CVP Model Applications
- Used to determine the number of units needed to achieve a target profit.
- Calculates the break-even point (where total revenue equals total costs).
- Analyzes the impact on profit of changes in sales volume and costs.
- Assesses the risk and opportunity associated with operating leverage.
Contribution Margin
- Represents the amount left over after deducting variable costs to cover fixed costs and contribute to profit.
- Calculated by subtracting total variable costs from total revenues.
- Can be used on a per-unit and total basis.
Break-Even Point
- The point where total revenues equal total costs and profit is zero.
- Calculated using a formula involving fixed costs and contribution margin.
- Expressed in units or sales dollars.
Margin of Safety
- The difference between current or expected sales and break-even sales.
- Indicates the possible decline in sales before losses are incurred.
Operating Leverage
- Measures the extent to which fixed costs are used to generate revenue for an organization.
- Higher operating leverage means greater profit potential with increased sales but also a higher risk of losses if sales fall.
- Calculated by dividing contribution margin by income before tax.
Target Profit
- Number of units or level of sales needed to achieve a desired profit level.
- Formula uses contribution margin per unit, fixed costs, and target profit.
Multiple Products
- Break-even analysis can be adapted if the sales mix of products is not uniform.
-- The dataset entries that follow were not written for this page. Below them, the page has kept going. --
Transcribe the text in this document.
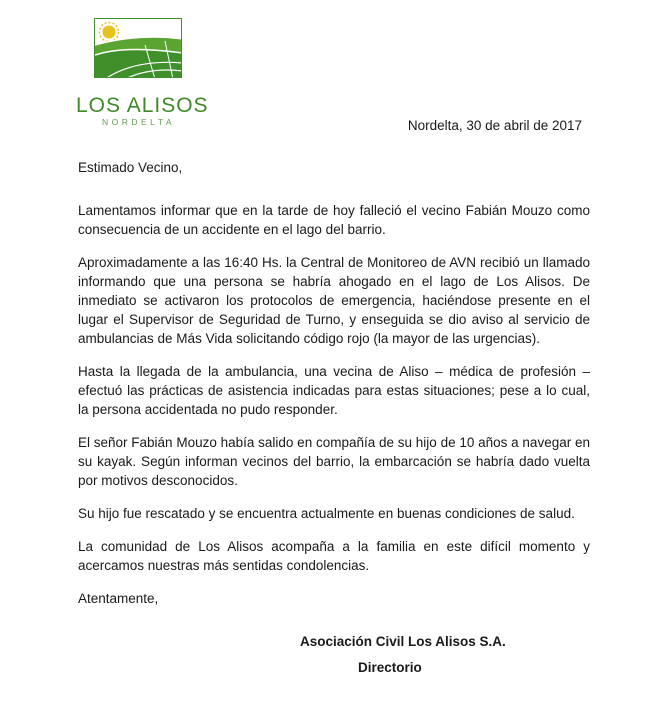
LOS ALISOS
NORDELTA	Nordelta, 30 de abril de 2017

Estimado Vecino,

Lamentamos informar que en la tarde de hoy falleció el vecino Fabián Mouzo como consecuencia de un accidente en el lago del barrio.

Aproximadamente a las 16:40 Hs. la Central de Monitoreo de AVN recibió un llamado informando que una persona se habría ahogado en el lago de Los Alisos. De inmediato se activaron los protocolos de emergencia, haciéndose presente en el lugar el Supervisor de Seguridad de Turno, y enseguida se dio aviso al servicio de ambulancias de Más Vida solicitando código rojo (la mayor de las urgencias).

Hasta la llegada de la ambulancia, una vecina de Aliso – médica de profesión –efectuó las prácticas de asistencia indicadas para estas situaciones; pese a lo cual, la persona accidentada no pudo responder.

El señor Fabián Mouzo había salido en compañía de su hijo de 10 años a navegar en su kayak. Según informan vecinos del barrio, la embarcación se habría dado vuelta por motivos desconocidos.

Su hijo fue rescatado y se encuentra actualmente en buenas condiciones de salud.

La comunidad de Los Alisos acompaña a la familia en este difícil momento y acercamos nuestras más sentidas condolencias.

Atentamente,

Asociación Civil Los Alisos S.A.
Directorio
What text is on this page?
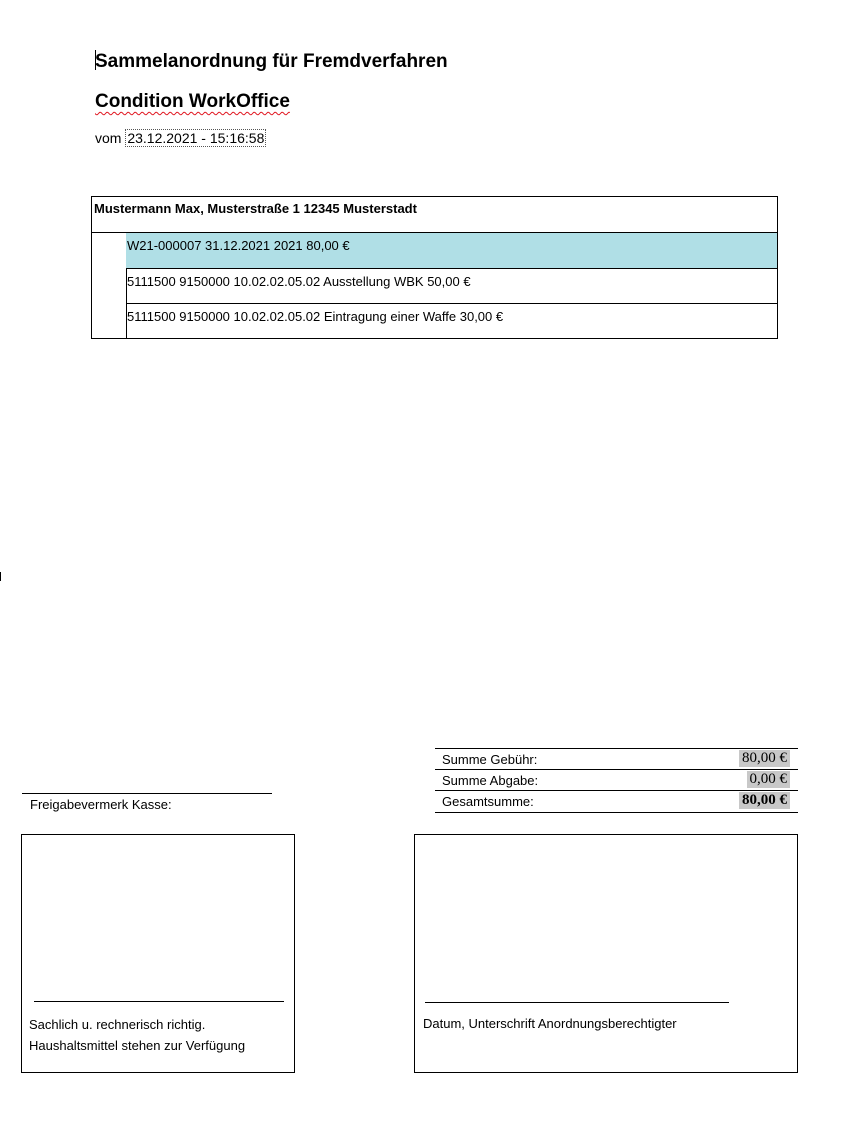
Sammelanordnung für Fremdverfahren
Condition WorkOffice
vom 23.12.2021 - 15:16:58
Mustermann Max, Musterstraße 1 12345 Musterstadt
W21-000007 31.12.2021 2021 80,00 €
5111500 9150000 10.02.02.05.02 Ausstellung WBK 50,00 €
5111500 9150000 10.02.02.05.02 Eintragung einer Waffe 30,00 €
Freigabevermerk Kasse:
Summe Gebühr:	80,00 €
Summe Abgabe:	0,00 €
Gesamtsumme:	80,00 €
Sachlich u. rechnerisch richtig.
Haushaltsmittel stehen zur Verfügung
Datum, Unterschrift Anordnungsberechtigter
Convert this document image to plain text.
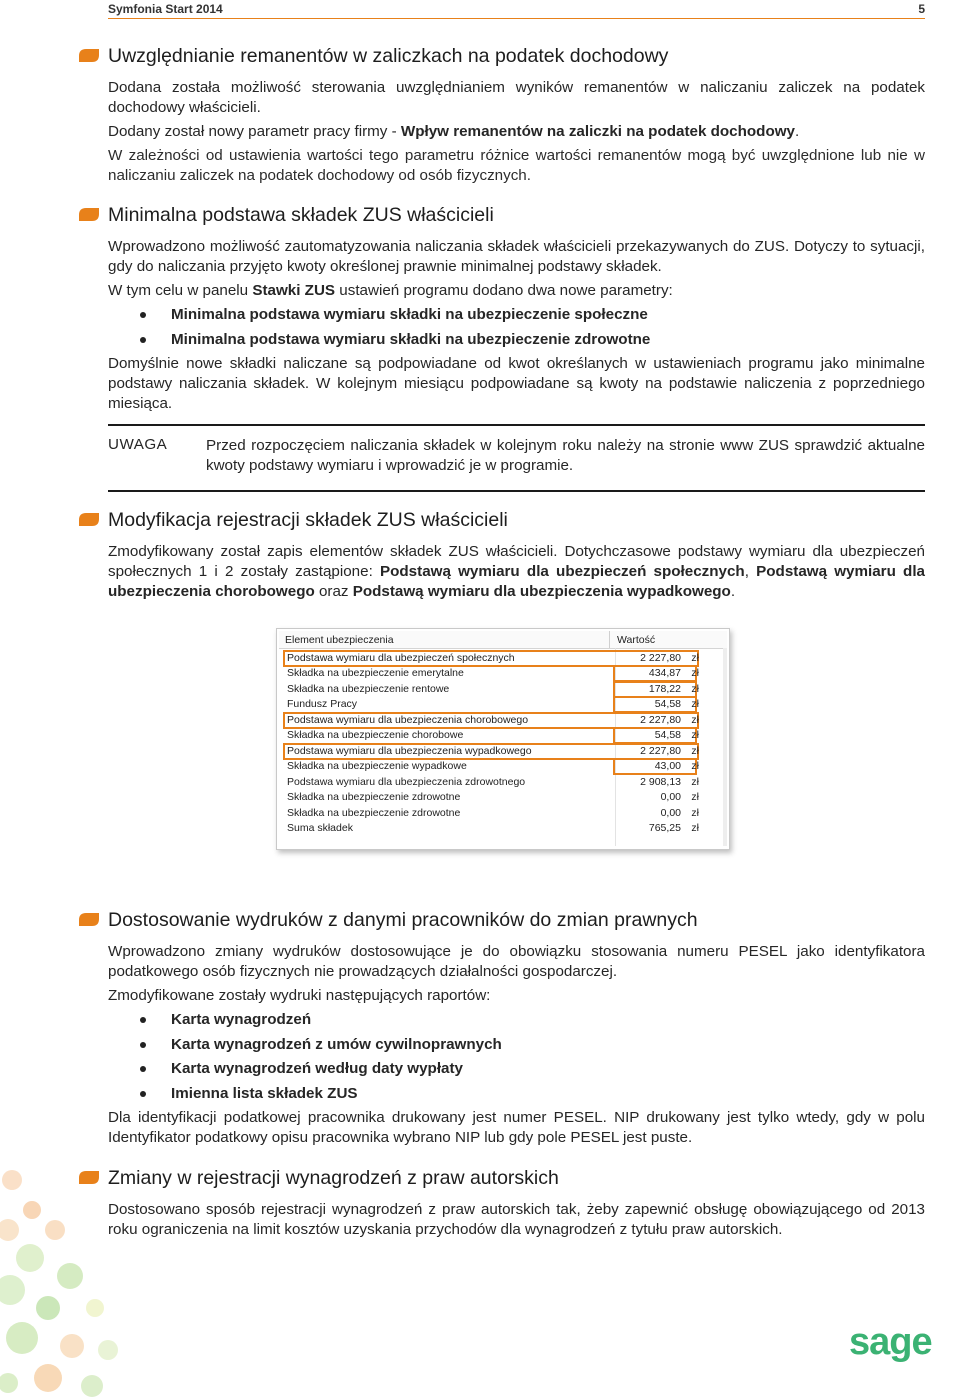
Symfonia Start 2014	5
Uwzględnianie remanentów w zaliczkach na podatek dochodowy

Dodana została możliwość sterowania uwzględnianiem wyników remanentów w naliczaniu zaliczek na podatek dochodowy właścicieli.

Dodany został nowy parametr pracy firmy - Wpływ remanentów na zaliczki na podatek dochodowy.

W zależności od ustawienia wartości tego parametru różnice wartości remanentów mogą być uwzględnione lub nie w naliczaniu zaliczek na podatek dochodowy od osób fizycznych.

Minimalna podstawa składek ZUS właścicieli

Wprowadzono możliwość zautomatyzowania naliczania składek właścicieli przekazywanych do ZUS. Dotyczy to sytuacji, gdy do naliczania przyjęto kwoty określonej prawnie minimalnej podstawy składek.

W tym celu w panelu Stawki ZUS ustawień programu dodano dwa nowe parametry:

Minimalna podstawa wymiaru składki na ubezpieczenie społeczne
Minimalna podstawa wymiaru składki na ubezpieczenie zdrowotne

Domyślnie nowe składki naliczane są podpowiadane od kwot określanych w ustawieniach programu jako minimalne podstawy naliczania składek. W kolejnym miesiącu podpowiadane są kwoty na podstawie naliczenia z poprzedniego miesiąca.

UWAGA	Przed rozpoczęciem naliczania składek w kolejnym roku należy na stronie www ZUS sprawdzić aktualne kwoty podstawy wymiaru i wprowadzić je w programie.
Modyfikacja rejestracji składek ZUS właścicieli

Zmodyfikowany został zapis elementów składek ZUS właścicieli. Dotychczasowe podstawy wymiaru dla ubezpieczeń społecznych 1 i 2 zostały zastąpione: Podstawą wymiaru dla ubezpieczeń społecznych, Podstawą wymiaru dla ubezpieczenia chorobowego oraz Podstawą wymiaru dla ubezpieczenia wypadkowego.

Element ubezpieczenia	Wartość
Podstawa wymiaru dla ubezpieczeń społecznych	2 227,80 zł
Składka na ubezpieczenie emerytalne	434,87 zł
Składka na ubezpieczenie rentowe	178,22 zł
Fundusz Pracy	54,58 zł
Podstawa wymiaru dla ubezpieczenia chorobowego	2 227,80 zł
Składka na ubezpieczenie chorobowe	54,58 zł
Podstawa wymiaru dla ubezpieczenia wypadkowego	2 227,80 zł
Składka na ubezpieczenie wypadkowe	43,00 zł
Podstawa wymiaru dla ubezpieczenia zdrowotnego	2 908,13 zł
Składka na ubezpieczenie zdrowotne	0,00 zł
Składka na ubezpieczenie zdrowotne	0,00 zł
Suma składek	765,25 zł
Dostosowanie wydruków z danymi pracowników do zmian prawnych

Wprowadzono zmiany wydruków dostosowujące je do obowiązku stosowania numeru PESEL jako identyfikatora podatkowego osób fizycznych nie prowadzących działalności gospodarczej.

Zmodyfikowane zostały wydruki następujących raportów:

Karta wynagrodzeń
Karta wynagrodzeń z umów cywilnoprawnych
Karta wynagrodzeń według daty wypłaty
Imienna lista składek ZUS

Dla identyfikacji podatkowej pracownika drukowany jest numer PESEL. NIP drukowany jest tylko wtedy, gdy w polu Identyfikator podatkowy opisu pracownika wybrano NIP lub gdy pole PESEL jest puste.

Zmiany w rejestracji wynagrodzeń z praw autorskich

Dostosowano sposób rejestracji wynagrodzeń z praw autorskich tak, żeby zapewnić obsługę obowiązującego od 2013 roku ograniczenia na limit kosztów uzyskania przychodów dla wynagrodzeń z tytułu praw autorskich.

sage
- A weighted average contribution margin is required for break-even calculations.
Sales Mix
- The relative proportions of different products in a company's sales.
- Important for break-even and cost-volume-profit (CVP) analysis.
- The consistency of the sales mix is an important factor for effective CVP analysis.
Net Income Change
- Calculating the impact of changes in sales volume on net income.
- Using contribution margin ratio, the effect of additional sales or revenue on profits can be determined.
Cost-Volume-Profit Graph
- Visual representation of the relationship between costs, volume, and profit.
- Shows the break-even point, profit zone, and loss zone.